Already filed returns
Although the bulk of the impact to date will be in relation to 2018/19 income tax, as the culls began in late 2017, this option would be backdated to include the effects of the cull in the 2017/18 income year. Affected farmers who have already filed returns for 2017/18 or 2018/19 would have the option of applying the spread retrospectively and having their returns reassessed. However, some may instead choose to leave their returns as is as there may be some impact on farmers social assistance entitlements and liabilities if the additional income is now spread. For this to be effective, the Commissioner of Inland Revenue will have to be allowed to make associated adjustments to the farmers’ tax positions.
7.1 How will the impact of the new arrangements be monitored?
Inland Revenue will monitor the outcomes to confirm that they match the policy objectives.
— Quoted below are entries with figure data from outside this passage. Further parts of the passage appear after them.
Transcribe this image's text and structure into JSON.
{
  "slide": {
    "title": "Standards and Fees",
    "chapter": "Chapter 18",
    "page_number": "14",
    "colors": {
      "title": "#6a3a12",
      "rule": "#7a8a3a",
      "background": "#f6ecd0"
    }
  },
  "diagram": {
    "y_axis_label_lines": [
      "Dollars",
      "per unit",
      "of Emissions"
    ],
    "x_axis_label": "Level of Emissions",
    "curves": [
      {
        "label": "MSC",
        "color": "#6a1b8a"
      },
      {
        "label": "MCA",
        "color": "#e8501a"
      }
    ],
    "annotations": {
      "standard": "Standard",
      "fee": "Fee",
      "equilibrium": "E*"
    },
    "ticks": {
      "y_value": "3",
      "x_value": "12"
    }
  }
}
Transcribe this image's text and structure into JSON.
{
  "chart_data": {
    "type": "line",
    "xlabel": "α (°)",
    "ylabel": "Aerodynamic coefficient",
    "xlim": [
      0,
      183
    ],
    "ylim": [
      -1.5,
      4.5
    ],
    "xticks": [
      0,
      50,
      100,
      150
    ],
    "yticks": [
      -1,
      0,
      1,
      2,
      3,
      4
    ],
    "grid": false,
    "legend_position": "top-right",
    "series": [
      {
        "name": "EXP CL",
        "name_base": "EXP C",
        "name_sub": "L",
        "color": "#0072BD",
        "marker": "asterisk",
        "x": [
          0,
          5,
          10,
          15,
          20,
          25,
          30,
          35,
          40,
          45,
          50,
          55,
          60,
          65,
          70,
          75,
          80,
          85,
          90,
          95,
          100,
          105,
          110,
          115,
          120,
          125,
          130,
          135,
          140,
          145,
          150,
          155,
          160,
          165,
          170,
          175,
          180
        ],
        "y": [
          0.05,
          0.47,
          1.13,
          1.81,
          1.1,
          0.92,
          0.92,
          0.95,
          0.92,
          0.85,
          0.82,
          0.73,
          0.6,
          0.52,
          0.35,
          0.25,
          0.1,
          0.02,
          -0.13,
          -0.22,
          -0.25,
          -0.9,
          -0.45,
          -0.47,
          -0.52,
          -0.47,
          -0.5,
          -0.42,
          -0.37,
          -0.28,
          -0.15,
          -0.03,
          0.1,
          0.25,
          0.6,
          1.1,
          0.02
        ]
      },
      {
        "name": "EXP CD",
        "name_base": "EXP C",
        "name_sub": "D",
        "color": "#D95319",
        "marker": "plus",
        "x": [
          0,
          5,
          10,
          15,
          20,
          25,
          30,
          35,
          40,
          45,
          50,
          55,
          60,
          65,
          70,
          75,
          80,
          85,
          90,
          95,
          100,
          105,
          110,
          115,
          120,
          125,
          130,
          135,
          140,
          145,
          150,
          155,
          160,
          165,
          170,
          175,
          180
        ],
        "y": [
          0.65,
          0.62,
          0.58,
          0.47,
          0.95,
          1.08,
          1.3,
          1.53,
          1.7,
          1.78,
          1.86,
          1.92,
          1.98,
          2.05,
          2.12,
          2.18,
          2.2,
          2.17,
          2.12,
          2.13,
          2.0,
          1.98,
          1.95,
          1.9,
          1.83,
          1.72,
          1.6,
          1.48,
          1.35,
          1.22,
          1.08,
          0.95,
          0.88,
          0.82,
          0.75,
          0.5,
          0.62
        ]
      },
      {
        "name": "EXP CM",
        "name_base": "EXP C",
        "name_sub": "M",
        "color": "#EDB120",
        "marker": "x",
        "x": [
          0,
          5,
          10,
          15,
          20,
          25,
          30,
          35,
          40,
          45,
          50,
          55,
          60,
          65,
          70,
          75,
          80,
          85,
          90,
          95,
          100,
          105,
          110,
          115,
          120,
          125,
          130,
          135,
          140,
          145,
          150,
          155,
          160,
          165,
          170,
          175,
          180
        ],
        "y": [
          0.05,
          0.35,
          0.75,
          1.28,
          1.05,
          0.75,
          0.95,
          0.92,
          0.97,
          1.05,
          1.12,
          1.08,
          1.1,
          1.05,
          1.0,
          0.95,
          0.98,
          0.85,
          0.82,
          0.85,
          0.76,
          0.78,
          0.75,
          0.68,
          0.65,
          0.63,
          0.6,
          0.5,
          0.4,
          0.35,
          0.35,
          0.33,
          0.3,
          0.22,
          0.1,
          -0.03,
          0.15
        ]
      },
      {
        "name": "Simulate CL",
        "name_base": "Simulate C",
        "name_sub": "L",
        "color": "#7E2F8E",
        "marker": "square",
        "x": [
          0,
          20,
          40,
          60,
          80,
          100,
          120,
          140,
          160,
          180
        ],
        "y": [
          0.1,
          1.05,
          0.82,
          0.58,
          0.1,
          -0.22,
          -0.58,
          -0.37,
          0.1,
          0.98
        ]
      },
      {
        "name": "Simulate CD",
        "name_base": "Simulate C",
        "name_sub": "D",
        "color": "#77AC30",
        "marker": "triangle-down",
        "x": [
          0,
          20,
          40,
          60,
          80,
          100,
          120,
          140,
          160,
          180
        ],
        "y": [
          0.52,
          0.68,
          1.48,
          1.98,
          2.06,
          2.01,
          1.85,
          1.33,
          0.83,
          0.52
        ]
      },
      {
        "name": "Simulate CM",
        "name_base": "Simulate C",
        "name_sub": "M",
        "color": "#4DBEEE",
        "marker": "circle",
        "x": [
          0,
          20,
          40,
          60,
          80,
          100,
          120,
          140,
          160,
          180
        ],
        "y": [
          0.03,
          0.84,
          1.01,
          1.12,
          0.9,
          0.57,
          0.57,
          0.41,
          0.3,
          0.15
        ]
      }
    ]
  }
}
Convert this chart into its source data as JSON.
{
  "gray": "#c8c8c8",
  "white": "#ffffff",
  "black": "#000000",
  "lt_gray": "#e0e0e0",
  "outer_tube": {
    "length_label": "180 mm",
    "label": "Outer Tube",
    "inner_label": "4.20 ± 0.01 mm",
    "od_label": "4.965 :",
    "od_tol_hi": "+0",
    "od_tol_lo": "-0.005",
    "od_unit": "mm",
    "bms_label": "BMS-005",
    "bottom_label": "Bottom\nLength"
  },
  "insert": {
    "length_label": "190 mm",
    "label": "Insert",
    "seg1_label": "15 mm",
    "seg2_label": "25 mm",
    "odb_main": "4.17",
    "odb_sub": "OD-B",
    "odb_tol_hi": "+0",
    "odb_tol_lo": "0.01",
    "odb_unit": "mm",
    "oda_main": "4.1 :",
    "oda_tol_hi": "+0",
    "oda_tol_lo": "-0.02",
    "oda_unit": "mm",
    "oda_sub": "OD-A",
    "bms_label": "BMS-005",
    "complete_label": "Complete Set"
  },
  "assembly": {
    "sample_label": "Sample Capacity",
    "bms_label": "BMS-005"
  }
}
This will be facilitated by farmers who choose to spread their additional income being required to advise Inland Revenue of their intention to do so.
The proposed option has been developed alongside Federated Farmers and CA ANZ. Officials expect that, once the proposals are enacted, these two groups will raise any concerns affected farmers are having with the rules in practice. Any necessary changes identified as a result would be recommended for addition to the Government’s tax policy work programme.
7.2 When and how will the new arrangements be reviewed?
The review will be the monitoring described in section 7.1 above.
 Fattening operations involve the growing of animals for meat. Such operations have much quicker turnover of stock than breeding operations as the stock will be slaughtered within 1-2 years. Conversely, breeding operations involve the rearing of animals for the ultimate replacement of existing herd animals and the sale of any excess. The quicker turnover of stock for fattening operations means the tax issue discussed in this impact summary is less significant for fattening operations.